The vital vitamin B-complex found in Brassica juncea seeds is a fantastic source of support for the neurological system, metabolism, and enzyme synthesis [51]. Indian mustard seeds exhibit antioxidant properties both in vitro and in vivo [52] so, Indian mustard seeds' antioxidant and free radical-scavenging abilities account for their hepato- and neuroprotective effects. Additionally, investigations conducted in vivo on mice showed that mustard seeds reduce plasma LPO and increase SOD, CAT, and GPx activity [53]. AD is treated or prevented by a variety of conventional herbal remedies, some of which have been created as nutraceuticals or functional foods [54]. Herbal extracts seem to have more positive effects on cognitive functioning than negative ones in AD animal models and cell models. The hypothesised causal roles of antioxidant activities and GSH depletion in apoptosis are supported by data showing that the release of mature cytochrome c from mitochondria is a biological response to GSH depletion on apoptosis or survival [55]. Cytochrome c, after it has been liberated from mitochondria, activates downstream caspases, which are the molecules responsible for carrying out the apoptotic signaling cascade [56]. Mustard seeds inhibit tumor cell proliferation and have anticancer action [53]. These results are consistent with our own, which indicated that the alcohol + mustard seed group had lower levels of α-l-fucosidase than the control group.
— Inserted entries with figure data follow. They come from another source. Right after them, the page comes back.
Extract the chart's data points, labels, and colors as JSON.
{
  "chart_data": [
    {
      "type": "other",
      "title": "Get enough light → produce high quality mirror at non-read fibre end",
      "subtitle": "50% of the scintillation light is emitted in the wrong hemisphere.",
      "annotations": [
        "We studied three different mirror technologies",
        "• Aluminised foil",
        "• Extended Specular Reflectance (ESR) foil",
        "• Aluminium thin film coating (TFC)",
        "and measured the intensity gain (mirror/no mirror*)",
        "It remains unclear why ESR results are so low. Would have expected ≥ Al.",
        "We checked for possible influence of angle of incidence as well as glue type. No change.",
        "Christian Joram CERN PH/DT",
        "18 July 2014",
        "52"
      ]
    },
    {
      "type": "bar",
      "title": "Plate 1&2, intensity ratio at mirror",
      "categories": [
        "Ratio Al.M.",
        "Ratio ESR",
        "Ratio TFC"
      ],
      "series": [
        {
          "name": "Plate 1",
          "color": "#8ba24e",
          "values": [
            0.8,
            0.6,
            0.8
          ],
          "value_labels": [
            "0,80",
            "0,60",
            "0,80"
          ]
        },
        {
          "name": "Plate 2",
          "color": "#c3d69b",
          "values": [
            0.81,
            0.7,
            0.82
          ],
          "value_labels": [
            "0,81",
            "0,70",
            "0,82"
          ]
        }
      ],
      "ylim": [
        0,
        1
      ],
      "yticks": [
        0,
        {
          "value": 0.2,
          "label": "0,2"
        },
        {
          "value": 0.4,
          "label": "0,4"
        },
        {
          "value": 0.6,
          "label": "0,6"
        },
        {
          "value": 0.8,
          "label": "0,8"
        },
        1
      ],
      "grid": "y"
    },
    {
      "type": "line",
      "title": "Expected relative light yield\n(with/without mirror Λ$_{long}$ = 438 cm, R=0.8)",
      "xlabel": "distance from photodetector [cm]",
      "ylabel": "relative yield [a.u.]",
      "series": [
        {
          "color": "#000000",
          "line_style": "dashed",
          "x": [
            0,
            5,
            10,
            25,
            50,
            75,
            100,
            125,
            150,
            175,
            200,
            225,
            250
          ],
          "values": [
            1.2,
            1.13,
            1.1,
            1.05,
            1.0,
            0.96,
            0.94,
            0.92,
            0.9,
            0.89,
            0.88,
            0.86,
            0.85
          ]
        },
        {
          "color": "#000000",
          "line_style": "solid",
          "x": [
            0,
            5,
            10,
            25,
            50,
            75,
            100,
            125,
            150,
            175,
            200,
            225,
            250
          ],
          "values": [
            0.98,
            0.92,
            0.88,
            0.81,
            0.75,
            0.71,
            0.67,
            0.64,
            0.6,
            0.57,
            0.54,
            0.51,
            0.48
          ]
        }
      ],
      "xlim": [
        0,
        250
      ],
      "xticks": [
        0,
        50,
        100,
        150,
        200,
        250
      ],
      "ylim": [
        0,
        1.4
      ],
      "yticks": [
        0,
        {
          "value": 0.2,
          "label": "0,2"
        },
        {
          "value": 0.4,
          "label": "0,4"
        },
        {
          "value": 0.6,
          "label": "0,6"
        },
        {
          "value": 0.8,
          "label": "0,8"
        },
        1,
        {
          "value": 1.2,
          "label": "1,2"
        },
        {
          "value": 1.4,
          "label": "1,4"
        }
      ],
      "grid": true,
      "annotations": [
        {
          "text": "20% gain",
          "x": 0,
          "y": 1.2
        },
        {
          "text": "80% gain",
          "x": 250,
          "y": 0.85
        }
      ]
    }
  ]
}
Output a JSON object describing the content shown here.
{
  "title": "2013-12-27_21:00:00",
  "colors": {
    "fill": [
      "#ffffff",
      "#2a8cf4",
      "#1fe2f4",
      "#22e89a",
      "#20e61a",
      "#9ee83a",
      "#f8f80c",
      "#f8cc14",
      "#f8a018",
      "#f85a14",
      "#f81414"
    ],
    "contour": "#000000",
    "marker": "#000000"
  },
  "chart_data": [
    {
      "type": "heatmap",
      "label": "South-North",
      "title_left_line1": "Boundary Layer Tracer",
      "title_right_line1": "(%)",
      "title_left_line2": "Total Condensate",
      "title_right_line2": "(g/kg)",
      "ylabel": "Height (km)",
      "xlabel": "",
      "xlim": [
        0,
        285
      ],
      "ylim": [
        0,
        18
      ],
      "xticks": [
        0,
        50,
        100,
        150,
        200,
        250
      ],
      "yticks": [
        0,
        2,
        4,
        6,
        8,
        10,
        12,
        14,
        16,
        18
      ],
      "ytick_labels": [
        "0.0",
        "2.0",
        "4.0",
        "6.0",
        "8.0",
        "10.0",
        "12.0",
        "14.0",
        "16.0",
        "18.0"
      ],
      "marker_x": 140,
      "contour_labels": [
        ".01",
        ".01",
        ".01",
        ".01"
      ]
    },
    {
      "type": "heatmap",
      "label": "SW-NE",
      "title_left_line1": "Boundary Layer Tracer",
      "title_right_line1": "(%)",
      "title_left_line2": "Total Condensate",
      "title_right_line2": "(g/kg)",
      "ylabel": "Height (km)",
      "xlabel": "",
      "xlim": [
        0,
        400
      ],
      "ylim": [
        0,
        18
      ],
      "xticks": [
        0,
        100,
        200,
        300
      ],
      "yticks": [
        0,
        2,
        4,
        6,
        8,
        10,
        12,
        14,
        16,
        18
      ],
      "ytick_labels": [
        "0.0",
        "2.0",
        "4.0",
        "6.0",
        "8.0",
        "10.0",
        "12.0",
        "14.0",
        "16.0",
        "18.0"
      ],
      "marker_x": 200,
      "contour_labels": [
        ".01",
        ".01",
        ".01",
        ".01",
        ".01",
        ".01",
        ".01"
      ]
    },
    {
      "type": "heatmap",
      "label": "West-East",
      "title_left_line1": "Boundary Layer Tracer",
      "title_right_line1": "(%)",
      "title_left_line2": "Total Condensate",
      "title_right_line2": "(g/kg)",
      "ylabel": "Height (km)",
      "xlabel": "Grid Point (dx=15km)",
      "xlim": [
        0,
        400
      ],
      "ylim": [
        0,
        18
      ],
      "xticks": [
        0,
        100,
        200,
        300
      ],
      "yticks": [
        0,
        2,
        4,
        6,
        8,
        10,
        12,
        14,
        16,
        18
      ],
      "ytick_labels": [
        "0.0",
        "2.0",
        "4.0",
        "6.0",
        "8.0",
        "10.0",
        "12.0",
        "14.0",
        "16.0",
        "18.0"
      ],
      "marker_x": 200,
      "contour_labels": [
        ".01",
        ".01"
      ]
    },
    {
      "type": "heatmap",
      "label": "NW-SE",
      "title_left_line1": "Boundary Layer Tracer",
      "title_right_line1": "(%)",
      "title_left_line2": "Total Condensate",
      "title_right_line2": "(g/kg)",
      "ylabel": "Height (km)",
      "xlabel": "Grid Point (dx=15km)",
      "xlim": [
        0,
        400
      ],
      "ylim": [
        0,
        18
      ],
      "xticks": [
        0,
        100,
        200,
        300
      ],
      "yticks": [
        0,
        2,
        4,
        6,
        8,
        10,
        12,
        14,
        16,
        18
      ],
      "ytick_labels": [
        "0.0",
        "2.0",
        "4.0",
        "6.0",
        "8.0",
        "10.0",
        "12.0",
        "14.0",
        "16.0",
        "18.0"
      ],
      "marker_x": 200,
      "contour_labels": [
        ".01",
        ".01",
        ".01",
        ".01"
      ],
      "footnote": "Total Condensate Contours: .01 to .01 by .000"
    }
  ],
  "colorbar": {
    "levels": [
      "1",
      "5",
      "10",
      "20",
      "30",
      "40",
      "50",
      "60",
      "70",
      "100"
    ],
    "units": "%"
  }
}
Therefore, mustard seeds may be regarded as a food that has anti-tumor properties. Mustard seeds' possible antioxidant properties [53] may be the reason for the improvement of ALD gene expression but the improvement was more noticed in the mixture group. On the other hand, the protective role of mustard seeds on neurotoxicity was more obvious in the alcohol + mustard seeds group as it inhibits the expression of brain β-secretase as correlated with the control. This finding supports mustard seeds' significant contribution to the prevention of AD. The mixture of mustard seeds and avocado has more effect in the alleviation of secretase gene expression (Fig. 7b). This protective action of mustard seeds may be due to their potential antioxidants [57].

5 Conclusion

The abuse of alcohol disrupts the delicate balance of oxidants and antioxidants in both the liver and brain tissues. However, alcohol intoxication contributes to the liver’s defence mechanism against this toxicity by upregulating the expression of genes linked to alcohol dehydrogenase activity and decreasing cytochrome c oxidase activity. Furthermore, alcohol consumption elevates the gene expression of secretase, which can lead to neuropathies such as AD. The therapeutic administration of aqueous extracts from mustard and avocado seeds shows promise in preventing the onset and adverse effects of alcohol intoxication. The effects of avocado and mustard seed extracts proved beneficial in alleviating various risk factors. These include a noticeable improvement in the antioxidant system and the prevention of elevated oxidative stress resulting from alcohol misuse. Moreover, the administration of aqueous mustard and avocado seed extracts led to an increased expression of the ADH gene in the liver and the β-secretase gene in brain tissues. The findings of this study imply that mustard and avocado seeds may be able to regulate the antioxidant/oxidant system as well as molecular alterations in addition to efficiently treating alcohol dependence. This study also proposes the potential use of avocado and mustard seed extracts as complementary therapeutic agents to mitigate the hepatotoxicity and neurotoxicity associated with alcohol consumption.